Nun wusste Rainer auch wieder, wer die beiden waren. Udo Regner und seine Lebensgefährtin Barbara. Sie bewohnten eines der Doppelhäuser neben der Villa, in der Franziska Wiedermann das Erdgeschoss gemietet hatte.
Rainer wandte sich ihr zu. „Weddingplanerin? Was für ein interessanter Nebenjob für eine Ärztin“, sagte er nicht ganz ohne Ironie.

„Man sollte stets auf mehreren Beinen stehen“, antwortete Franziska Wiedermann schmunzelnd. „Obwohl ich ehrlicherweise nicht genau sagen kann, welche Talente mich zu diesem Nebenjob befähigen sollten.“

***

Wenn Franziska sich nicht sehr täuschte, verdankte sie ihre Berufung zur Weddingplanerin Udos Freund Tim.
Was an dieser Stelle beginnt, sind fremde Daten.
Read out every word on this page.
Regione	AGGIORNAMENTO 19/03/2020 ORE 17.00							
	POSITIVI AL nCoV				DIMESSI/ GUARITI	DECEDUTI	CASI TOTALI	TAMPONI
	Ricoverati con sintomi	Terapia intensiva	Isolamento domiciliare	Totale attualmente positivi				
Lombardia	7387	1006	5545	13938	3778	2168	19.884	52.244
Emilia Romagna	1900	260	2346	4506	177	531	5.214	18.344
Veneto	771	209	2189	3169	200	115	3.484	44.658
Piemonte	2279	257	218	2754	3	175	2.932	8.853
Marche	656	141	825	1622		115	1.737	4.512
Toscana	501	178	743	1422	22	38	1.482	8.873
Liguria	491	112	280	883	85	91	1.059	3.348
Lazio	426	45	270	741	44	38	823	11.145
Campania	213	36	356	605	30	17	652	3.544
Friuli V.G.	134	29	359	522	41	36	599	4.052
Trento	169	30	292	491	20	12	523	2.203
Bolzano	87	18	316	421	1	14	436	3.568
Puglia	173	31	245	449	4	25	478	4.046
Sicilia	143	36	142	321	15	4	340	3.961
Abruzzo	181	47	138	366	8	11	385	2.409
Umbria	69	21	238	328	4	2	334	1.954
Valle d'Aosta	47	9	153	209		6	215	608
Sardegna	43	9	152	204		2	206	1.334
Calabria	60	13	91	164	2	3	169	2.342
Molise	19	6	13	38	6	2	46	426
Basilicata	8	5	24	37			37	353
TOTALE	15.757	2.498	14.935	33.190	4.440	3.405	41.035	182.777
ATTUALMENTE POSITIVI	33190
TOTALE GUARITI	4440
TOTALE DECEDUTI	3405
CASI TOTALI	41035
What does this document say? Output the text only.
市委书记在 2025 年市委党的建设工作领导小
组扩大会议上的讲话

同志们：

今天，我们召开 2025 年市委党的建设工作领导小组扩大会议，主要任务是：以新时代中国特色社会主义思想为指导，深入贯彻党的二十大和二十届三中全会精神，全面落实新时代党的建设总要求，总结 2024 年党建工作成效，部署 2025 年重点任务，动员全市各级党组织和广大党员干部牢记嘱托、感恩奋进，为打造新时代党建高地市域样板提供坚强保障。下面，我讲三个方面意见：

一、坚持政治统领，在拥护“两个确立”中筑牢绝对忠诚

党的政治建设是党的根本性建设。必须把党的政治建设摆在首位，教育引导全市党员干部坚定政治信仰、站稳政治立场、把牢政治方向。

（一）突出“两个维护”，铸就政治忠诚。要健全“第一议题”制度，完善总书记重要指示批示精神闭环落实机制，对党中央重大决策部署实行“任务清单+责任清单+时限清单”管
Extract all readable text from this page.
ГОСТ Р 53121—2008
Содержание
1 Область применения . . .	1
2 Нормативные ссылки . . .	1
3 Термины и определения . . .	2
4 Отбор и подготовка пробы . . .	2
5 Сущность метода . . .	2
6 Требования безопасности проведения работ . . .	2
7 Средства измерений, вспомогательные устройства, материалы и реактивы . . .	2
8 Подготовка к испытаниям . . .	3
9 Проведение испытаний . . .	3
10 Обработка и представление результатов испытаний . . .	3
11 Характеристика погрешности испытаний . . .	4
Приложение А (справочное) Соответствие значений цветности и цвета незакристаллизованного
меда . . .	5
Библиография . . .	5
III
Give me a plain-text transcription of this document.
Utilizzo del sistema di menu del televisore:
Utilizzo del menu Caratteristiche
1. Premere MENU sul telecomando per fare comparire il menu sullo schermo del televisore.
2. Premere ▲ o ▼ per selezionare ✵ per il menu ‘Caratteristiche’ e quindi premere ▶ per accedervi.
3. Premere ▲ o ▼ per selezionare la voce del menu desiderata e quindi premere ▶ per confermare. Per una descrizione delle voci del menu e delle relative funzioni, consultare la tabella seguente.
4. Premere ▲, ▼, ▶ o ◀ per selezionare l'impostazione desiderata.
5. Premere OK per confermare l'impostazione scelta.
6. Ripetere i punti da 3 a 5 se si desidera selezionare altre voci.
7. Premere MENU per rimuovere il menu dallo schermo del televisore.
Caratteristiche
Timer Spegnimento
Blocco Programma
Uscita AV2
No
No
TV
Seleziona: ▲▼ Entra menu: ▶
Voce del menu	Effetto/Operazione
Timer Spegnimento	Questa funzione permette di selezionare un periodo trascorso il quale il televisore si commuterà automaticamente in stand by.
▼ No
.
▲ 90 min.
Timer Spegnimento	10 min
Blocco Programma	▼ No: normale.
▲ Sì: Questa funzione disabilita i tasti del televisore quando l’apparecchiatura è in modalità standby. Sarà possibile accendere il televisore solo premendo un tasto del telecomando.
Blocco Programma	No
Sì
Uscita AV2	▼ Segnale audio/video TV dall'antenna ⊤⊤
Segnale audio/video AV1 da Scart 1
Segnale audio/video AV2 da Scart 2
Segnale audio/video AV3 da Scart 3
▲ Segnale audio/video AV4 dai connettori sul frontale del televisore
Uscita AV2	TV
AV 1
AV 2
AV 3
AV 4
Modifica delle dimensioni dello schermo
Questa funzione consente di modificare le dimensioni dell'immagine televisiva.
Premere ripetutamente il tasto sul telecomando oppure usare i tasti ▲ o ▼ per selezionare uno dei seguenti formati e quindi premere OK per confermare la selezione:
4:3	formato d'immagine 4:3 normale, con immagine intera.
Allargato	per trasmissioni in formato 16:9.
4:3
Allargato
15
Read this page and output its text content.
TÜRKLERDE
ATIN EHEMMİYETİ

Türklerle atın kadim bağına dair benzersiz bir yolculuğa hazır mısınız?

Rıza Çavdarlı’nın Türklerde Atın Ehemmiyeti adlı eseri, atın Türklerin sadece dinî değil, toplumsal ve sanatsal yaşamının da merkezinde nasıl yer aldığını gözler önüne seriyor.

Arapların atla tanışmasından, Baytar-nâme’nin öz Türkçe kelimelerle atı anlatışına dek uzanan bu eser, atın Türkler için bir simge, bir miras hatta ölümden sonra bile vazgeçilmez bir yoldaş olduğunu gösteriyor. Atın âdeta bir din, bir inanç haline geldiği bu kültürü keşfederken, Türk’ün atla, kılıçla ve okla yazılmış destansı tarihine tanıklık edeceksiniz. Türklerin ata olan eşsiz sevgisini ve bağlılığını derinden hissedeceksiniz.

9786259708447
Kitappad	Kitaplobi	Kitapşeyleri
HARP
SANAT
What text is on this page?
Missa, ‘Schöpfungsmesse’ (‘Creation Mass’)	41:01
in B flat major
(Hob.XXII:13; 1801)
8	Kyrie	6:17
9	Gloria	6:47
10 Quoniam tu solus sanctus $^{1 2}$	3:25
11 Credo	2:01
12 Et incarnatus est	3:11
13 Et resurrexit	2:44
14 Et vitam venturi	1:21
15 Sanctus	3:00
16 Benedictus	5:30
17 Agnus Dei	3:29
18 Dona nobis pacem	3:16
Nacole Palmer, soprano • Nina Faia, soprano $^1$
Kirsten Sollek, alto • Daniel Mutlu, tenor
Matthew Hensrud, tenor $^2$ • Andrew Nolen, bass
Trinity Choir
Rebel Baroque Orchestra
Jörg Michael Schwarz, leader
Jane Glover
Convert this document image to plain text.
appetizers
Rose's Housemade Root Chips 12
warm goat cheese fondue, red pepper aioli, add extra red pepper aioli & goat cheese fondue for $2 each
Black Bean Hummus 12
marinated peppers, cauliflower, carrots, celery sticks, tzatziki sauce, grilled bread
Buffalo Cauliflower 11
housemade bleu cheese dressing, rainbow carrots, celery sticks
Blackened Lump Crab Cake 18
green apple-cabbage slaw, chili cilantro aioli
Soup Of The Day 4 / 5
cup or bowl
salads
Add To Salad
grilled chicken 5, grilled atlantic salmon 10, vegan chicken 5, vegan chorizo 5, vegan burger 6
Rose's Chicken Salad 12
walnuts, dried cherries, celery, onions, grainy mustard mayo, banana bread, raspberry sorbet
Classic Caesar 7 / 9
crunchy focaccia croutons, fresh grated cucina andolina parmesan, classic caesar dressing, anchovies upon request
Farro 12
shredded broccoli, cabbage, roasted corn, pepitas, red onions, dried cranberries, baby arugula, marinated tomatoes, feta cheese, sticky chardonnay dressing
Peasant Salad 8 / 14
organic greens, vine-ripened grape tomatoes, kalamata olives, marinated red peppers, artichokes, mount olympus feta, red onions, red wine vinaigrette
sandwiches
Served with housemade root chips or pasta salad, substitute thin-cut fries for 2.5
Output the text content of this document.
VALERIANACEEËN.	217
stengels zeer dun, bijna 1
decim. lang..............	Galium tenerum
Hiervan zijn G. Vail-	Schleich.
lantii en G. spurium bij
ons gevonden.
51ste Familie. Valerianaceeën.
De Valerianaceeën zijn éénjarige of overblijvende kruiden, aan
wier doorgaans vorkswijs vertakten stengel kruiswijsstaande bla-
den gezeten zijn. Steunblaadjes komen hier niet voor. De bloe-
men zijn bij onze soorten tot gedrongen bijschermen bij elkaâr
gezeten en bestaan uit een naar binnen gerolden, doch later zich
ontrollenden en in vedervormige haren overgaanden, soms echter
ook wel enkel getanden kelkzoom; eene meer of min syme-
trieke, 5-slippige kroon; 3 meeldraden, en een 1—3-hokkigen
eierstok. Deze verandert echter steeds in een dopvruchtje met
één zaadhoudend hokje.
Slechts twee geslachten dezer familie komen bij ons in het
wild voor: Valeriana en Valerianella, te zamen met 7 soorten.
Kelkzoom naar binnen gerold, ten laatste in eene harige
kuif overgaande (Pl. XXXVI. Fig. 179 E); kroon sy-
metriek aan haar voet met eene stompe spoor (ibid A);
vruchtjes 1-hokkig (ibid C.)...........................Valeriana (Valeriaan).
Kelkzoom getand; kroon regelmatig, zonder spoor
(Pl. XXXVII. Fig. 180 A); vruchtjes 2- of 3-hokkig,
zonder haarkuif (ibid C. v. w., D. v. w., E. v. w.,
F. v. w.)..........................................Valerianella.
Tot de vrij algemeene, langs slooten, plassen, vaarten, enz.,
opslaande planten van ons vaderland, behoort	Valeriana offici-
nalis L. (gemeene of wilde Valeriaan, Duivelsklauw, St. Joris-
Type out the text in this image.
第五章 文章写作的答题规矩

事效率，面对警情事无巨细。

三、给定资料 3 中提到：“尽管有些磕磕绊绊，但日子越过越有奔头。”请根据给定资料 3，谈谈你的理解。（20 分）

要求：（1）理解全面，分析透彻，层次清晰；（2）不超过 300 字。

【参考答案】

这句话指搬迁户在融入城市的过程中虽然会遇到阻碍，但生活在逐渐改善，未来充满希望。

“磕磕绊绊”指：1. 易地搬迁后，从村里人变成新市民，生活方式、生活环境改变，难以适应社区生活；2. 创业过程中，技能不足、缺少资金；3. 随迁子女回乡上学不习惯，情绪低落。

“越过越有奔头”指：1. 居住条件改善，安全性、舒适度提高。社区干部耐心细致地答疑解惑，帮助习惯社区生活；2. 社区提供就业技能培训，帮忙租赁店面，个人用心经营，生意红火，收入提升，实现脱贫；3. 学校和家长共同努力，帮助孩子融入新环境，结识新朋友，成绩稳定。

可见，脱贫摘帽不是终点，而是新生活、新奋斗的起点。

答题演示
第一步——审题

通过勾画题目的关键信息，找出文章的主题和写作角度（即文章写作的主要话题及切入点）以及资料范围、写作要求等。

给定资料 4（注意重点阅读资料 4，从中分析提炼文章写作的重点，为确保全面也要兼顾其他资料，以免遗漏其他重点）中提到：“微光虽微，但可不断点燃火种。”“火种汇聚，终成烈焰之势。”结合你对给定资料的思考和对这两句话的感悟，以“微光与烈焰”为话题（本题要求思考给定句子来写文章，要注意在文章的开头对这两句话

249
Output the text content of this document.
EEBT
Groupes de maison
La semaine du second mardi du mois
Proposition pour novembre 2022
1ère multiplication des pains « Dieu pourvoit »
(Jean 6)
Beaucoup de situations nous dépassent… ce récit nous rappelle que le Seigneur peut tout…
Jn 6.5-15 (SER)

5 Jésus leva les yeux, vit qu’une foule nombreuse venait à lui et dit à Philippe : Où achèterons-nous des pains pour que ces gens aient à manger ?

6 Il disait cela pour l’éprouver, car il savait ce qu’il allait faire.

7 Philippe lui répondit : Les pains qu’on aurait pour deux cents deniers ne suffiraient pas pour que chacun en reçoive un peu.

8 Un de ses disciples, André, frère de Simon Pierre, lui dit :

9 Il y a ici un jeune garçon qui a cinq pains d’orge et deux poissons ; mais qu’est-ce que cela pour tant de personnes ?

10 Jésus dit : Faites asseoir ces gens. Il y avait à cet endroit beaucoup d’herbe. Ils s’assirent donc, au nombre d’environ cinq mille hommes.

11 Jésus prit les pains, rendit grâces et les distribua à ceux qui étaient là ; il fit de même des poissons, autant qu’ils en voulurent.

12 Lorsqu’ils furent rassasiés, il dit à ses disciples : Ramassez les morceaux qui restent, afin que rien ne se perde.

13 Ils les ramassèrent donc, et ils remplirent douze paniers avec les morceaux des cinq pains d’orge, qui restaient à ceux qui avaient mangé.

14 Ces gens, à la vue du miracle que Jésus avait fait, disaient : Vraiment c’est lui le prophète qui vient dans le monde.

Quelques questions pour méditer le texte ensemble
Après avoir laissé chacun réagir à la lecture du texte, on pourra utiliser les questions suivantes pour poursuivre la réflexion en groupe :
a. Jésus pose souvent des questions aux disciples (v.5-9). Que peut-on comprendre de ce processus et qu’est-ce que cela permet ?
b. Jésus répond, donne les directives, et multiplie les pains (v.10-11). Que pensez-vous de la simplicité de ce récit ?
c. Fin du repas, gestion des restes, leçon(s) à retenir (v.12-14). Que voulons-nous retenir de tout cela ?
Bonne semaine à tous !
Zumindest wüsste sie nicht, was sie sonst dazu befähigen sollte.

Sie kannte Tim schon fast so lange wie Udo, die beiden hatten ein paar Semester mitsammen studiert. Tim hatte allerdings bald eingesehen, dass das Wirtschaftsstudium nicht das Passende für ihn war, und mit seiner damaligen Freundin, einer gelernten Köchin, eine Cateringfirma gegründet. Die Beziehung war in die Brüche gegangen, das Cateringunternehmen hatte die Trennung überlebt und gedieh unter Tims Führung prächtig.
Tim konnte mühelos Menschen bezaubern, ob es sich nun um Auftraggeberinnen oder Personal handelte. Wobei – angeblich – so manche Dame seinem Charme erlag. Udos Ex-Frau Monika behauptete, Tim sammle Liebesabenteuer wie andere Leute Briefmarken.
Franziska hielt das für übertrieben, fand aber, Tim gehöre zu jenen Hähnen, die glaubten, dass die Sonne ihretwegen aufging – jedoch auf eine sympathische Art.
Jedenfalls ließ er neuerdings keine Gelegenheit aus, auch sie von seinem Charme zu überzeugen. Das war einerseits ganz amüsant, andererseits aber sinnlos.
Obwohl ihr Leben in letzter Zeit in ziemlich eingefahrenen Bahnen verlief – zwischen Ordination und neuer Wohnung im Erdgeschoss der Villa Waldesruh, in der sie allerdings immer öfter allein saß. Wenn Sohn Flori nicht in der Schule, bei einem Freund oder mit Sarah und Lea unterwegs war, dann zoomte er oder hatte Stöpseln in den Ohren.
Sie war von Familie umgeben, alles nette Menschen, keine Frage, dennoch hatte sie sich selten einsamer gefühlt.